BA alleged that the three were guilty of professional misconduct and "posed a risk to national peace and stability" before and after the 11 August general election.  

According to Milner Katolo, a lawyer for Muvi TV and Komboni Radio, police arrested four Muvi TV workers. They were arrested after the police and officials from the Zambia Information and Communications Technology Authority (ZICTA) took control of the station's office in Lusaka on 22 August.

They were charged with "criminal trespassing," Katolo told CPJ. Costa Mwansa, managing editor at Muvi TV, disclosed that John Nyendwa, Mubanga Katyeka, Joe Musakanya, and William Mwenge, were arrested but later released and are facing trespassing charges.

"Canceling the licences of some of Zambia's leading broadcasters on such vague grounds as preserving 'national peace' smacks of censorship," CPJ Africa Programme Coordinator Angela Quintal said in a statement.

"The arrest of four media workers on charges of trespassing on their own premises would be laughable were it not so outrageous. We call on Zambian regulators to return Muvi TV, Komboni Radio, and Radio Itezhi Tezhi to the airwaves immediately, and drop the spurious charges against John Nyendwa, Mubanga Katyeka, Joe Musakanya, and William Mwenge."

Katolo, the lawyer, told CPJ that the IBA gave his clients no justification for suspending their licences. "We do not have sufficient particulars to respond to a charge of unprofessional conduct," he said.

The lawyer said the IBA Amendment Act, which details the regulator's procedures, requires the IBA to give broadcasters notice of a complaint and to give them an opportunity to respond before suspending their licences. He said the IBA had told him that the broadcasters would be able to present their case on 14 September.

IBA director-general Josephine Mapoma rejected allegations that the IBA's actions were politically motivated or that it had acted unlawfully.

She told CPJ that she could not disclose details of the violations until the broadcasters appeared before the IBA, as she did not want to be seen to prejudge the issue. Given the gravity of the alleged infractions, she said, the IBA had invoked Section 29(1) (j) of the IBA Amendment Act which allowed it to suspend licences pending a hearing.
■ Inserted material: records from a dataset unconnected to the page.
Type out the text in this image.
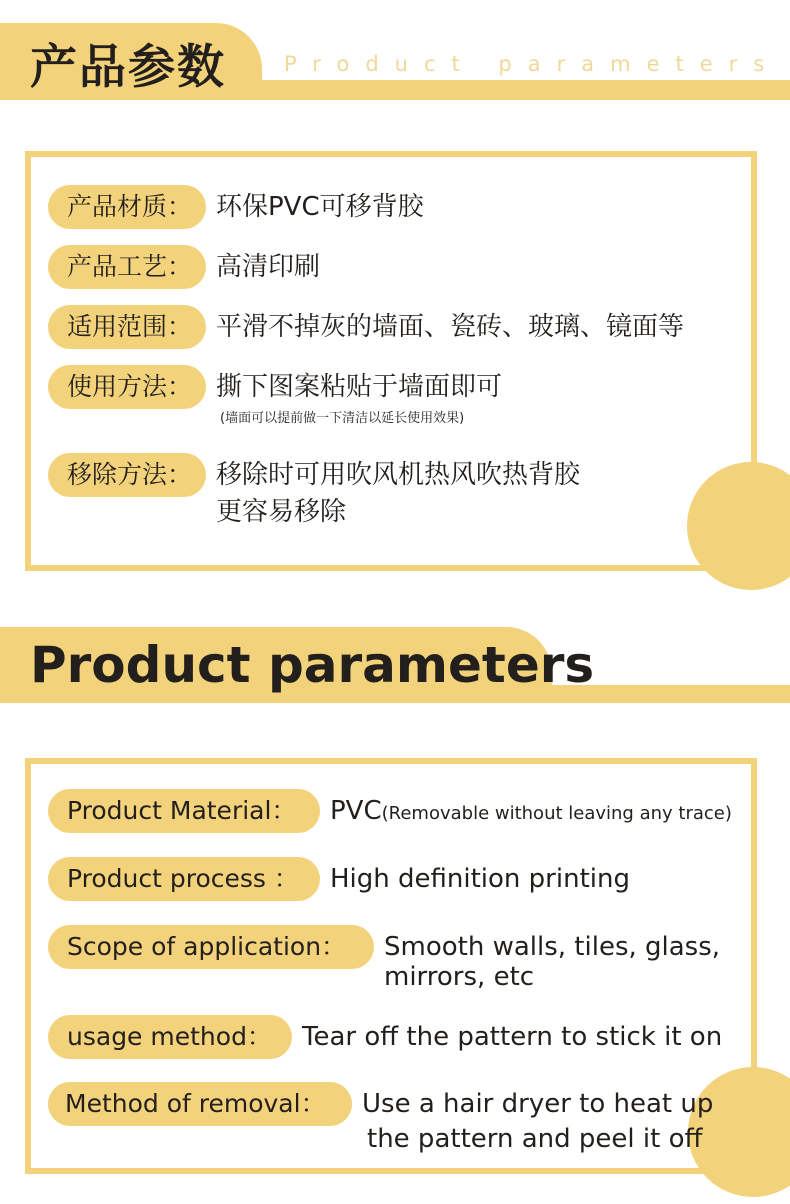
产品参数	Product parameters
产品材质： 环保PVC可移背胶
产品工艺： 高清印刷
适用范围： 平滑不掉灰的墙面、瓷砖、玻璃、镜面等
使用方法： 撕下图案粘贴于墙面即可
(墙面可以提前做一下清洁以延长使用效果)
移除方法： 移除时可用吹风机热风吹热背胶
更容易移除
Product parameters
Product Material：	PVC(Removable without leaving any trace)
Product process ：	High definition printing
Scope of application：	Smooth walls, tiles, glass,
mirrors, etc
usage method：	Tear off the pattern to stick it on
Method of removal：	Use a hair dryer to heat up
the pattern and peel it off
CPJ noted that the decision to shut the three broadcasters follows the June closure of the independent Zambian leading newspaper, The Post, ostensibly because of a tax dispute, a move CPJ considers a politically motivated attempt to silence criticism ahead of the election, which was tainted by violence and allegations of voter intimidation.
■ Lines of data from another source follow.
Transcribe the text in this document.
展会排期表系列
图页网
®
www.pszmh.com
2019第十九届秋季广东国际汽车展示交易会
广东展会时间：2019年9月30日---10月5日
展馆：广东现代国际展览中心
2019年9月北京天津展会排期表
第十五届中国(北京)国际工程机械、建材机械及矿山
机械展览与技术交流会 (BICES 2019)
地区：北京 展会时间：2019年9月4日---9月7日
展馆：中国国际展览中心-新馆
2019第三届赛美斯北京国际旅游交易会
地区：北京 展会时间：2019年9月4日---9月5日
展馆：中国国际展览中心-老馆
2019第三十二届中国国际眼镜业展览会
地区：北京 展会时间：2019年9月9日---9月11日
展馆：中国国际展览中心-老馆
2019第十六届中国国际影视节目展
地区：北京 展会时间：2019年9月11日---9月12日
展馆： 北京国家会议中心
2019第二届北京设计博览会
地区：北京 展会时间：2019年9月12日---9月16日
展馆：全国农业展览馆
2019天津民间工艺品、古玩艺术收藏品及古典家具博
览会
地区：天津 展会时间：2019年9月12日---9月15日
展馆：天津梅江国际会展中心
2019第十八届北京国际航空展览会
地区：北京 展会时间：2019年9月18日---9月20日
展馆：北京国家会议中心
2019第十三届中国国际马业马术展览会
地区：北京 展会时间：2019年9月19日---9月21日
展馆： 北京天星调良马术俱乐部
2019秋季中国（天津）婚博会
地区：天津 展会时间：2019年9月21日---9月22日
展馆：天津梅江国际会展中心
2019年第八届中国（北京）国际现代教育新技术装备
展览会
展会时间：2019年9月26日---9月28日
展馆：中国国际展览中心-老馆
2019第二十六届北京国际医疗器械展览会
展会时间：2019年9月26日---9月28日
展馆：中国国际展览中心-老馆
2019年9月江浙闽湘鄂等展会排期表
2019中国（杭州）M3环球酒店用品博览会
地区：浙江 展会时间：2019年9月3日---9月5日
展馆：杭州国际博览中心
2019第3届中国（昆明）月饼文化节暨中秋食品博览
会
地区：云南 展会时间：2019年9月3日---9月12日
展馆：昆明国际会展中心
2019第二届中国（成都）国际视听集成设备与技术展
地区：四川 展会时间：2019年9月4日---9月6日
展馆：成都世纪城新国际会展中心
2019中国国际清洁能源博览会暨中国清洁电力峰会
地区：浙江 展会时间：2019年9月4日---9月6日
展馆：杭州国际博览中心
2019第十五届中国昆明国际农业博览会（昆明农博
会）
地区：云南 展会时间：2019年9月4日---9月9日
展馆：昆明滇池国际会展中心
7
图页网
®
The opposition United Party for National Development (UPND) has challenged the outcome of the 11 August presidential election in the Constitution Court, alleging among other things that the country's electoral commission had manipulated the results.

The court challenge has delayed the inauguration of president-elect Edgar Lungu of the ruling Patriotic Front (PF) party who was re-elected after winning 50.4 per cent of the vote against UPND leader Hakainde Hichilema's 47.6 per cent.